Nicoletti back pedaled a few steps, his own hands going involuntarily to his throat: it took several long moments before he could breathe, and the pain filled his eyes with tears, blurring the world before him.
Sean waited patiently.
The Welsh Irishman took little for granted: he quietly, unobtrusively, removed a short pike from the rack.
A fireman's pike pole has a good ash handle as thick as a woman's wrist: normally it is as long as a man is tall, and is used to hook down lath-and-plaster from walls or ceiling when fighting fire, tearing away its cover and concealment so the attack can be made to put water on the conflagration. Its tip is pointed, like a spear, with a forged hook: it can drive through a wall, then tear its way free.
The short pike is half that length and used for close quarters: it is not used as often as the full pike.
It also makes a fine fighting tool, just like its antecedents used by Medieval infantry: as a matter of fact, were the point edge-sharpened, and the inside of the hook sharpened as well, it would be indistinguishable from the hand held implement of war used during the Middle Ages.

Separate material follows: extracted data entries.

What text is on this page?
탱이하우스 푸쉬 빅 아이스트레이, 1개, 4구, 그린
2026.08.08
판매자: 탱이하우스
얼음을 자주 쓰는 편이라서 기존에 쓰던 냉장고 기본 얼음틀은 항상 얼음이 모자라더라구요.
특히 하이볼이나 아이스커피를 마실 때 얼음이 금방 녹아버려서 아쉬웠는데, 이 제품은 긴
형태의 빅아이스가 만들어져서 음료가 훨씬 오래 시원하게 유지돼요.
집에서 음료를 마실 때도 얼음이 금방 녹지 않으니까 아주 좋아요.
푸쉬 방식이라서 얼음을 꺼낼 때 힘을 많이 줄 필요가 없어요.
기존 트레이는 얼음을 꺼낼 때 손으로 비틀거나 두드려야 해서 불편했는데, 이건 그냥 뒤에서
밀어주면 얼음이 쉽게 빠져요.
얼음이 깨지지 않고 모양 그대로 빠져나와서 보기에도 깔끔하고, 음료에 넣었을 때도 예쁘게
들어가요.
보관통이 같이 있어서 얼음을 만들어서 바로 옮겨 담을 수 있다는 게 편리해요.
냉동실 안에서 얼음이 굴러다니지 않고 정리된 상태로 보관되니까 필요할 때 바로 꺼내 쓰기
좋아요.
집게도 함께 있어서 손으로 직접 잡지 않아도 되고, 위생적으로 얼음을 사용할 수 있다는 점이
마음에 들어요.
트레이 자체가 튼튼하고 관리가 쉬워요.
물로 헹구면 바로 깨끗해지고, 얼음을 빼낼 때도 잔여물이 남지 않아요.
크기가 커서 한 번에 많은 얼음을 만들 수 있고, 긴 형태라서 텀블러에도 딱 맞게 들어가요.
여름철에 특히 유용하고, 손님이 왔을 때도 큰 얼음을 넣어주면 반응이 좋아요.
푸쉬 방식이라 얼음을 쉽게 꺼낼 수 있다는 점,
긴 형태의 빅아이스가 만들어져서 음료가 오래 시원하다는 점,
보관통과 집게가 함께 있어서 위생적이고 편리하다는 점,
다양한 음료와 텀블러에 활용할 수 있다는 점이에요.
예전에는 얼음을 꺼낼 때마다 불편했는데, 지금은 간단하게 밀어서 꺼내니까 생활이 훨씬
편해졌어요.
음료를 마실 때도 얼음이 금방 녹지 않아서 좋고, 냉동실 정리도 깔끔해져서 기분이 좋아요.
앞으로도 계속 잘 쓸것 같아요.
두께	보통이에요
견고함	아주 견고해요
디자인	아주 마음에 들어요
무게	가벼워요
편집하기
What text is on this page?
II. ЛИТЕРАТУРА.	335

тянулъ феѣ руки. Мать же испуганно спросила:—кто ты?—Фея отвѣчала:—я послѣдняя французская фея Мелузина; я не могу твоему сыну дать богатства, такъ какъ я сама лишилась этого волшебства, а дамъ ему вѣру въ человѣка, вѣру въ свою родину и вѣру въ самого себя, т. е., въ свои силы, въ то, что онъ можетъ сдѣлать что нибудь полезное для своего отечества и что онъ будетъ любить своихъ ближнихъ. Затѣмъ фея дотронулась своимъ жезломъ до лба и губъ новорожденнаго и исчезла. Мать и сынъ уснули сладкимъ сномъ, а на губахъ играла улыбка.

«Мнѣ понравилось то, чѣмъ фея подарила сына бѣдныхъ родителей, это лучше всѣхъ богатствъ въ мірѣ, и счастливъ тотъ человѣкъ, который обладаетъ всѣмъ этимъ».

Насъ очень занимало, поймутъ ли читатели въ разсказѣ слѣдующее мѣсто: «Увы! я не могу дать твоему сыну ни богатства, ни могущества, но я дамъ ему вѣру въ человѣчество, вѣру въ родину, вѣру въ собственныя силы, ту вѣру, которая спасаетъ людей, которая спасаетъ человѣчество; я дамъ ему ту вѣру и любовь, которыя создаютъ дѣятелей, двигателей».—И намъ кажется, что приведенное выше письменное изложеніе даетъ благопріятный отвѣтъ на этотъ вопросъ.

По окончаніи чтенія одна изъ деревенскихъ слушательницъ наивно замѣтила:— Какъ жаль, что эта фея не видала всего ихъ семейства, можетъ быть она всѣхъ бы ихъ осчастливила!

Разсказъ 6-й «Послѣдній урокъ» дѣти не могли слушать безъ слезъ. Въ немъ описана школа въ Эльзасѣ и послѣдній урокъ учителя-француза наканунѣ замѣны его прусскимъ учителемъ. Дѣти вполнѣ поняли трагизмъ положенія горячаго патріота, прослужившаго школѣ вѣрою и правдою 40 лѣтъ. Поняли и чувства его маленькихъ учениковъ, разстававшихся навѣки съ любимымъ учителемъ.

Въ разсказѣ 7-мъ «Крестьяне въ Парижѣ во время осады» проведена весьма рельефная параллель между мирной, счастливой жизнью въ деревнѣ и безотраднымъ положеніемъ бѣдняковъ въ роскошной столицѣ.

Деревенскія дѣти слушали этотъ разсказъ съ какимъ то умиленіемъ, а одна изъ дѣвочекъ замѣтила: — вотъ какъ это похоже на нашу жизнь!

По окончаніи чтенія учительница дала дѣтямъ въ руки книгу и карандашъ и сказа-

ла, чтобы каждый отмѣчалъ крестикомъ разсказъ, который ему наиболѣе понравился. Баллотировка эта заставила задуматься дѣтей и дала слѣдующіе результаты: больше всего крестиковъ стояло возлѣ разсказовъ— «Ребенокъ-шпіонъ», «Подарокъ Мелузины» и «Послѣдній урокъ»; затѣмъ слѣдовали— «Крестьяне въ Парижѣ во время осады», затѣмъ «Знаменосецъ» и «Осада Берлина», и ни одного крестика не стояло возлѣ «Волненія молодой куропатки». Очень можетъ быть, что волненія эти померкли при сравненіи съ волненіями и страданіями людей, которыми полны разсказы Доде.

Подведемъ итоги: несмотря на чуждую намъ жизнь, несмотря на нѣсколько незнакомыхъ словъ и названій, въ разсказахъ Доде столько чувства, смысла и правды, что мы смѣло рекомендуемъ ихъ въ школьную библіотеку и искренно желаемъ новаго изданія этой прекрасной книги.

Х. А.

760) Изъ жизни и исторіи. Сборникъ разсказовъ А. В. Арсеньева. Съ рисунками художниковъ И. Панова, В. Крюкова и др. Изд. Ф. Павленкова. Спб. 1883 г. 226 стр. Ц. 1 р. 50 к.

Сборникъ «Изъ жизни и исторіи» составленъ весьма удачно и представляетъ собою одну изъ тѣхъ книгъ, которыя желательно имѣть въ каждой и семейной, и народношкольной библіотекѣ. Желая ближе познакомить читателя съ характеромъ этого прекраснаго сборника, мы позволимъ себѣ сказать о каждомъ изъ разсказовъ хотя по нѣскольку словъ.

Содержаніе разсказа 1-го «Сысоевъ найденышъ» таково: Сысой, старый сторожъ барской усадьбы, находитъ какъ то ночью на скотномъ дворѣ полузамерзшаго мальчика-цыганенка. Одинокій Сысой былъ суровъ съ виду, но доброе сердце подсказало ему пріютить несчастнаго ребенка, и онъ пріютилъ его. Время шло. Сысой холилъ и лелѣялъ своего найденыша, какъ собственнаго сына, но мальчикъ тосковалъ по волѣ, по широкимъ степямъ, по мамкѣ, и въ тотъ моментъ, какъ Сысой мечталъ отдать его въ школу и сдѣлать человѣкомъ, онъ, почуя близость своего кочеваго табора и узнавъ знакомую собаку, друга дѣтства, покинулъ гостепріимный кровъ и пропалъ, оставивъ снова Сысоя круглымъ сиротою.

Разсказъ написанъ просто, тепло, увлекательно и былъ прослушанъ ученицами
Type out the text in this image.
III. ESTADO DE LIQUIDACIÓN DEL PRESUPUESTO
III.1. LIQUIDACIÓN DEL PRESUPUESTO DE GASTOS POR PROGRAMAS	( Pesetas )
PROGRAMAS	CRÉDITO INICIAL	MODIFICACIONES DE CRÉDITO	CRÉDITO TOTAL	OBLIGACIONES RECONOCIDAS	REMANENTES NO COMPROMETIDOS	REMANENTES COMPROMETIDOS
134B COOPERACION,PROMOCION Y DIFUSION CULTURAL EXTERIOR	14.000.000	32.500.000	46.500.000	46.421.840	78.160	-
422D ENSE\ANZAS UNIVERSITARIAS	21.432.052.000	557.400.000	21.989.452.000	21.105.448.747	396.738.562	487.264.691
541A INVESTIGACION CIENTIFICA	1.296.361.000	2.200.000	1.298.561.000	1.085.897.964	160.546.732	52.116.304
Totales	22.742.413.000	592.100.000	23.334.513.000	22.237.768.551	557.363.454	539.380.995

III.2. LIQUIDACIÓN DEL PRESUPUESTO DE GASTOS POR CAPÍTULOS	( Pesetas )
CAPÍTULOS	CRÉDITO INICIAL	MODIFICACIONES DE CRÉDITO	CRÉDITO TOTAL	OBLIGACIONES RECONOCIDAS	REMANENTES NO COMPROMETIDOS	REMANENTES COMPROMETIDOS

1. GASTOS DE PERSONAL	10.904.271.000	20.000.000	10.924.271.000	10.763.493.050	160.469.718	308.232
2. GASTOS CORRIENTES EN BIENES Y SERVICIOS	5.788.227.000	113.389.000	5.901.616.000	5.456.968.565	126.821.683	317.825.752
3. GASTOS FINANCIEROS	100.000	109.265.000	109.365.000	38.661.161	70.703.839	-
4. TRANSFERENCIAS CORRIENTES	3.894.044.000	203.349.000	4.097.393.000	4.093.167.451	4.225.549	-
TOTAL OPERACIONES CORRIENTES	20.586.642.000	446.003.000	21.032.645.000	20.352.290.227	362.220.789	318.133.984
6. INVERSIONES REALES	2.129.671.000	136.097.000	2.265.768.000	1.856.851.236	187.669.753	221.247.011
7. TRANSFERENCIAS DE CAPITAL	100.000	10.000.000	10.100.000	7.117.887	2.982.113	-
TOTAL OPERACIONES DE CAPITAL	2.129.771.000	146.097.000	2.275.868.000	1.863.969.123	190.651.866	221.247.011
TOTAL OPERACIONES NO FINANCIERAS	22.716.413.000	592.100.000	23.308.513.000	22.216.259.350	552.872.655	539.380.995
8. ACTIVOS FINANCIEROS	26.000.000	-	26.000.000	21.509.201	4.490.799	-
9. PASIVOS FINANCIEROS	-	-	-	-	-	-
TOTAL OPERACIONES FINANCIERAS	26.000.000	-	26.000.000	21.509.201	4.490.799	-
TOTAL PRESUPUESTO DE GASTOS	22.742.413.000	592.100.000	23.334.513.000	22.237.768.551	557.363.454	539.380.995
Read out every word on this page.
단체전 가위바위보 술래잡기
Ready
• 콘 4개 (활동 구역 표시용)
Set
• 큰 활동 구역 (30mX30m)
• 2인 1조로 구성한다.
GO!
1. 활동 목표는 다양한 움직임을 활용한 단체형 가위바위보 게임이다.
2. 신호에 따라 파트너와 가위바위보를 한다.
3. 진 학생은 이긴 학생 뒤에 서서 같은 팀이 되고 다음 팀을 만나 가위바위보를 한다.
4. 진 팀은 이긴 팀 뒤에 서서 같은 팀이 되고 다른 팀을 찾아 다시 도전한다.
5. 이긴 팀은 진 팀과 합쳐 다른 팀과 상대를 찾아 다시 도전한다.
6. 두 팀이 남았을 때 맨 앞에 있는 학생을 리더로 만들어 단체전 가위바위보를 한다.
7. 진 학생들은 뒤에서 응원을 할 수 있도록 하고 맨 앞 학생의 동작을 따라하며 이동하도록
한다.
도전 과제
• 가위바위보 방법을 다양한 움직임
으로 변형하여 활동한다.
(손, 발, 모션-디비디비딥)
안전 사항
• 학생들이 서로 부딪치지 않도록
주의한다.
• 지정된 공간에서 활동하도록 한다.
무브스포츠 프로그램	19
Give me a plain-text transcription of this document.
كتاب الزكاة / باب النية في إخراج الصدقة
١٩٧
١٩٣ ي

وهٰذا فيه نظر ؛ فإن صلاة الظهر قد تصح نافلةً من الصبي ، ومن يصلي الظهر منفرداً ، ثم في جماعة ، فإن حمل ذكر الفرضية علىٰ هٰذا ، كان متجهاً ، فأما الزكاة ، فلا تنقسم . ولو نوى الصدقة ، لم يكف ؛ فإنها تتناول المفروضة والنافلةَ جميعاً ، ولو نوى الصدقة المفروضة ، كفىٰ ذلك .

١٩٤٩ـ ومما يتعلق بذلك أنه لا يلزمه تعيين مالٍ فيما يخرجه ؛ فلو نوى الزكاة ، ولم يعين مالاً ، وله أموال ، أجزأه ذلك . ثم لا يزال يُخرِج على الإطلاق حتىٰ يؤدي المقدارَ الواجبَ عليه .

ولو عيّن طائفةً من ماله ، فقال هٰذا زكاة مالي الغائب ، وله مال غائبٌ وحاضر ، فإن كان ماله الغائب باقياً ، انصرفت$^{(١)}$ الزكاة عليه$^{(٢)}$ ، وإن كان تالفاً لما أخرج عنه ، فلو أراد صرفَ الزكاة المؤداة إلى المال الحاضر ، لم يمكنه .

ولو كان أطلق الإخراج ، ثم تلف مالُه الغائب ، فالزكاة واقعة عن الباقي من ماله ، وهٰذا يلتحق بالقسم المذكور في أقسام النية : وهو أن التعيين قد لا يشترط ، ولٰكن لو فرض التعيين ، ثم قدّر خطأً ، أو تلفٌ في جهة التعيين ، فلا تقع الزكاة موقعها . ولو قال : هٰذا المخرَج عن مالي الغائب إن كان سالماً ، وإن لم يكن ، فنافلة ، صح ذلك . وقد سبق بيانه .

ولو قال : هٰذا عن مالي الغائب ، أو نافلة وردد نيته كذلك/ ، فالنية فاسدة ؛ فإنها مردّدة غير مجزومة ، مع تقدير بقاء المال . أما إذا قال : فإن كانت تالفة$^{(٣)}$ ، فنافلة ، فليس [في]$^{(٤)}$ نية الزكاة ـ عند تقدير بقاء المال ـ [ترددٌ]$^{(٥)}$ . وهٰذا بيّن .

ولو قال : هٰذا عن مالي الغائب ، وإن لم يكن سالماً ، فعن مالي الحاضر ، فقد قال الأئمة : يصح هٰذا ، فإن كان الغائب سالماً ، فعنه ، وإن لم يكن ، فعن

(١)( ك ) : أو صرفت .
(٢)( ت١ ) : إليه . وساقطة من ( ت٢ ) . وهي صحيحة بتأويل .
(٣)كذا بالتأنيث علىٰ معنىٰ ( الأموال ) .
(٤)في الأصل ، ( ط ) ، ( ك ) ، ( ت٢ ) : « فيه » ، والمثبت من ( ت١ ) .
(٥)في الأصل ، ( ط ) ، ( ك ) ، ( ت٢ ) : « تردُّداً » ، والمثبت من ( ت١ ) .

The Welsh Irishman, though, was not a Medieval warrior: no, he'd fought shoulder to shoulder with his Irish chieftain, back in Cincinnati, and time and again he'd used the short pike to very good effect fighting close-in.
He knew just how to apply that good straight grained ash handle to its greatest effect.
The Welsh Irishman flanked to the left and smiled a little.
The German Irishman was flanking right.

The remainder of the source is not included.